Economist David Gomez of Rey Juan Carlos University believes Spain should not be embarrassed about its banking problems, particularly the bad assets on lenders’ books. He points out that many other European countries have had to inject funds into their banks to stop them from going under.
“The problem in Spain,” he says, “is it’s been very late.”
The struggling financial sector – particularly the woes of nationalised lender Bankia – is a major reason why Spaniards have watched as their country has been buffeted by the international markets in recent weeks, despite an aggressive programme of austerity and reforms by the government of Spanish prime minister Mariano Rajoy.

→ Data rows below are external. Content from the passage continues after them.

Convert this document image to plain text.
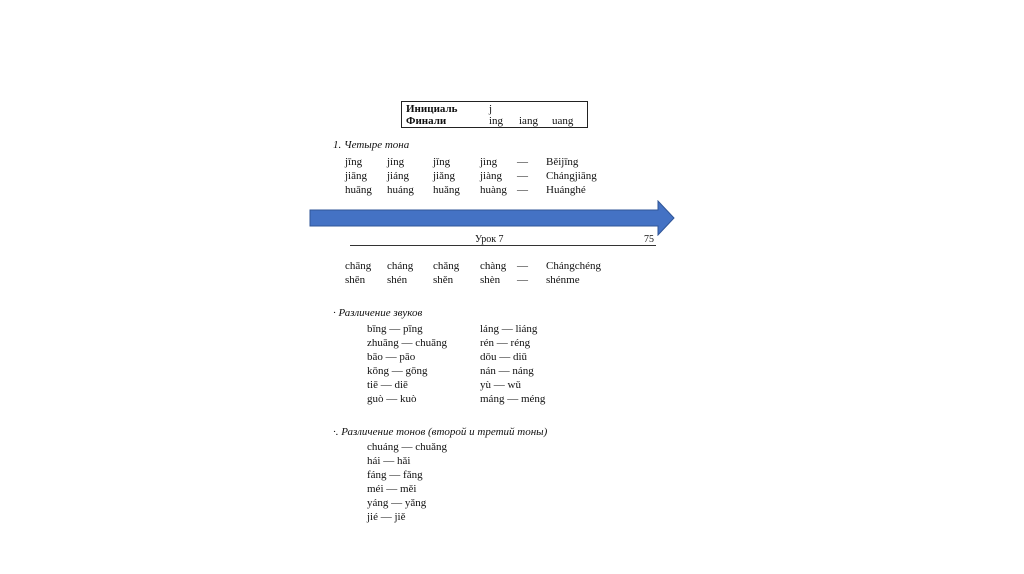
Инициаль	j
Финали	ing iang uang
1. Четыре тона
jīng jíng	jǐng	jìng — Běijīng
jiāng jiáng jiǎng jiàng — Chángjiāng
huāng huáng huǎng huàng — Huánghé
Урок 7	75
chāng cháng chǎng chàng — Chángchéng
shēn shén shěn shèn — shénme
· Различение звуков
bīng — pīng	láng — liáng
zhuāng — chuāng	rén — réng
bāo — pāo	dōu — diū
kōng — gōng	nán — náng
tiē — diē	yù — wǔ
guò — kuò	máng — méng
·. Различение тонов (второй и третий тоны)
chuáng — chuǎng
hái — hǎi
fáng — fǎng
méi — měi
yáng — yǎng
jié — jiě
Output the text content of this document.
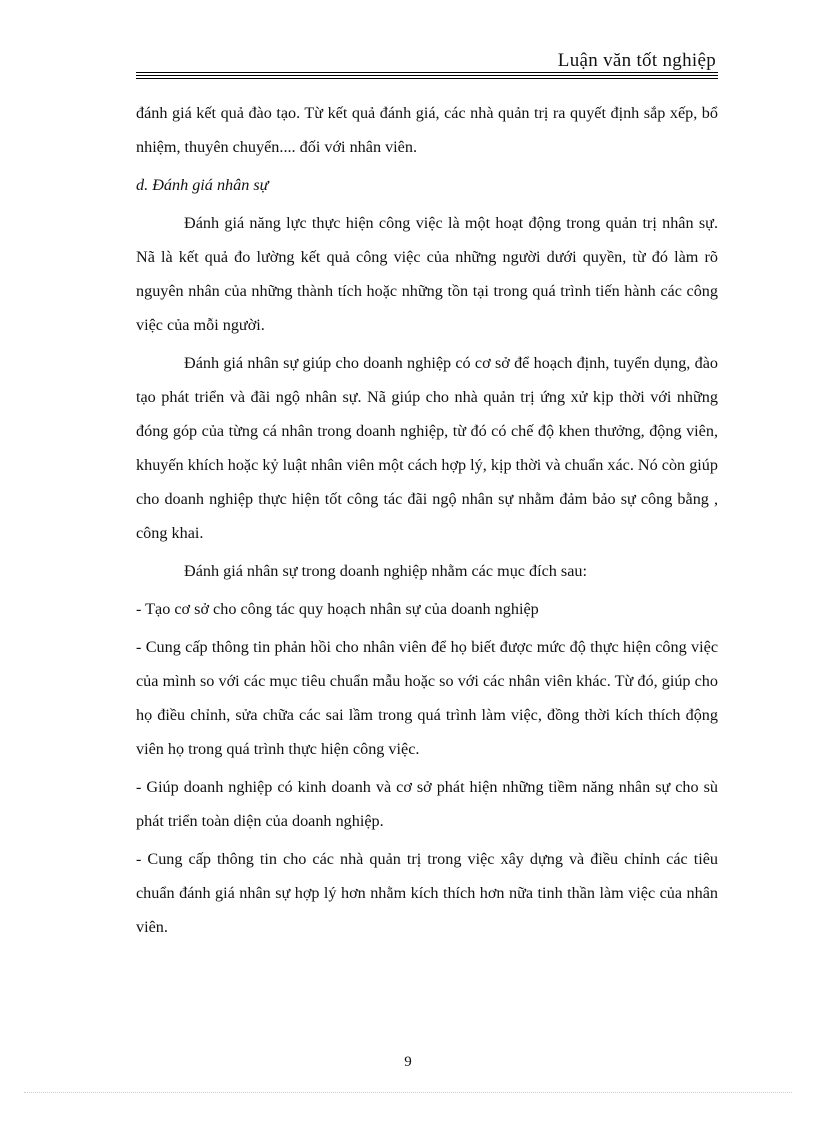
Luận văn tốt nghiệp

đánh giá kết quả đào tạo. Từ kết quả đánh giá, các nhà quản trị ra quyết định sắp xếp, bổ nhiệm, thuyên chuyển.... đối với nhân viên.

d. Đánh giá nhân sự

Đánh giá năng lực thực hiện công việc là một hoạt động trong quản trị nhân sự. Nã là kết quả đo lường kết quả công việc của những người dưới quyền, từ đó làm rõ nguyên nhân của những thành tích hoặc những tồn tại trong quá trình tiến hành các công việc của mỗi người.

Đánh giá nhân sự giúp cho doanh nghiệp có cơ sở để hoạch định, tuyển dụng, đào tạo phát triển và đãi ngộ nhân sự. Nã giúp cho nhà quản trị ứng xử kịp thời với những đóng góp của từng cá nhân trong doanh nghiệp, từ đó có chế độ khen thưởng, động viên, khuyến khích hoặc kỷ luật nhân viên một cách hợp lý, kịp thời và chuẩn xác. Nó còn giúp cho doanh nghiệp thực hiện tốt công tác đãi ngộ nhân sự nhằm đảm bảo sự công bằng , công khai.

Đánh giá nhân sự trong doanh nghiệp nhằm các mục đích sau:

- Tạo cơ sở cho công tác quy hoạch nhân sự của doanh nghiệp

- Cung cấp thông tin phản hồi cho nhân viên để họ biết được mức độ thực hiện công việc của mình so với các mục tiêu chuẩn mẫu hoặc so với các nhân viên khác. Từ đó, giúp cho họ điều chỉnh, sửa chữa các sai lầm trong quá trình làm việc, đồng thời kích thích động viên họ trong quá trình thực hiện công việc.

- Giúp doanh nghiệp có kinh doanh và cơ sở phát hiện những tiềm năng nhân sự cho sù phát triển toàn diện của doanh nghiệp.

- Cung cấp thông tin cho các nhà quản trị trong việc xây dựng và điều chỉnh các tiêu chuẩn đánh giá nhân sự hợp lý hơn nhằm kích thích hơn nữa tinh thần làm việc của nhân viên.

9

A poll by Metroscopia, just days before the bailout was confirmed, showed that 64 per cent of people expected an EU rescue.
For some, the announcement came as a relief. “As far as I was concerned, Spain already belonged to the group of countries that have been bailed out,” says Pedro Antequera, who sells vehicle parts. “Every morning recently we’ve been waking up to bad news about the country’s risk premium.
“The fact the bailout has finally been confirmed makes me think ‘thank goodness, maybe now all this uncertainty will stop’.”
The crisis has brought an abrupt halt to three decades of economic modernisation in Spain. The most recent boom, which started under the government of José María Aznar in the late 1990s, is blamed by many for laying the foundations of the banking debacle by encouraging a property bubble.
The troubles continued to brew as Zapatero also refused to cool an overheated real-estate sector. His policy of denying the seriousness of the crisis and maintaining social spending only changed in the spring of 2010, when he performed a dramatic turnaround at the behest of EU authorities.
“The truth is, the Spanish economy has been the subject of intervention for months,” says right-wing commentator Fernando González Urbaneja.
He was summing up the feelings of many across the political spectrum in Spain, who feel their economy, once the toast of Europe, has lost both sovereignty to Brussels and prestige.